Members of Abbey Community College’s Justice Group pictured with Mr Kevin Hyland OBE
One of the world’s most distinguished experts on human trafficking has called on local secondary school students to lead the way and change this country’s moral compass in the fight against modern day slavery.
Speaking at Abbey Community College in Ferrybank, Kevin Hyland OBE urged the students to ‘use deeds not words’ to raise awareness.
“You can turn things around in this country and you can begin by encouraging your local politicians, local authorities and local agencies to speak up and raise their voices against human trafficking and slavery,” he said.
Mr Hyland held his audience in thrall as he spoke of human trafficking from both the UK and Ireland and the part many people played in the dramas unbeknownst to themselves. It was essential, he said, that we be aware of human rights so that we could help frightened, vulnerable people who were unaware of their rights.
Laura Sinnott, Ms Ellen Lynch and Kate Falconer make a presentation to Mr Hyland on behalf of Abbey Community College’s Justice Group
Mr Hyland spoke at The Abbey following an invitation from the college’s Justice Group, facilitated by Sr Catherine Dunne of the Religious of the Sacred Heart of Mary. He was introduced to the audience by Alex Olariu, Chairperson of the college’s Justice Group.

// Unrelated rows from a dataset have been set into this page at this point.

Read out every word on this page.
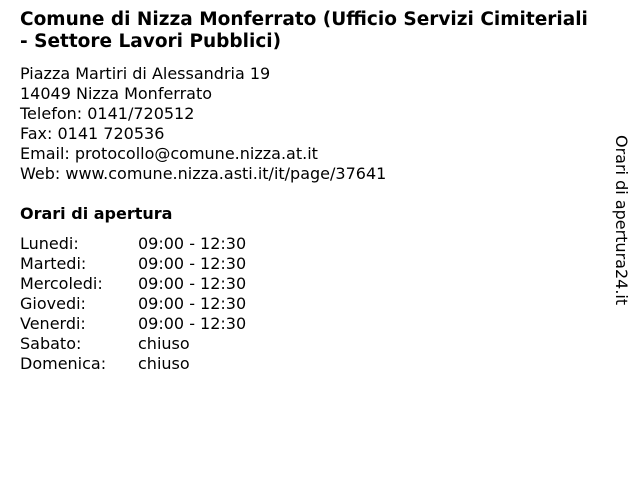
Comune di Nizza Monferrato (Ufficio Servizi Cimiteriali - Settore Lavori Pubblici)
Piazza Martiri di Alessandria 19
14049 Nizza Monferrato
Telefon: 0141/720512
Fax: 0141 720536
Email: protocollo@comune.nizza.at.it
Web: www.comune.nizza.asti.it/it/page/37641
Orari di apertura
Lunedi:	09:00 - 12:30
Martedi:	09:00 - 12:30
Mercoledi:	09:00 - 12:30
Giovedi:	09:00 - 12:30
Venerdi:	09:00 - 12:30
Sabato:	chiuso
Domenica:	chiuso
Orari di apertura24.it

During a 30-year policing career, Mr Hyland specialised in investigating serious, organised crime, including homicide, sexual offences and corruption. He was the Chief of London’s internationally recognised Human Trafficking Unit.
In 2014 he was appointed the UK’s first Independent Anti-Slavery Commissioner and in 2015 was awarded an OBE for his work fighting human trafficking. He has advised governments, businesses and NGOs across the world in development of human trafficking legislation, strategies, policies and training.
When questions were opened up to the floor, student Jack Donohoe asked about the organisations young people could contact to get involved in the fight against human trafficking.
Abbey students and Justice Group members Kate Falconer and Laura Sinnott thanked Mr Hyland for his engaging talk and made a presentation to him on behalf of the school.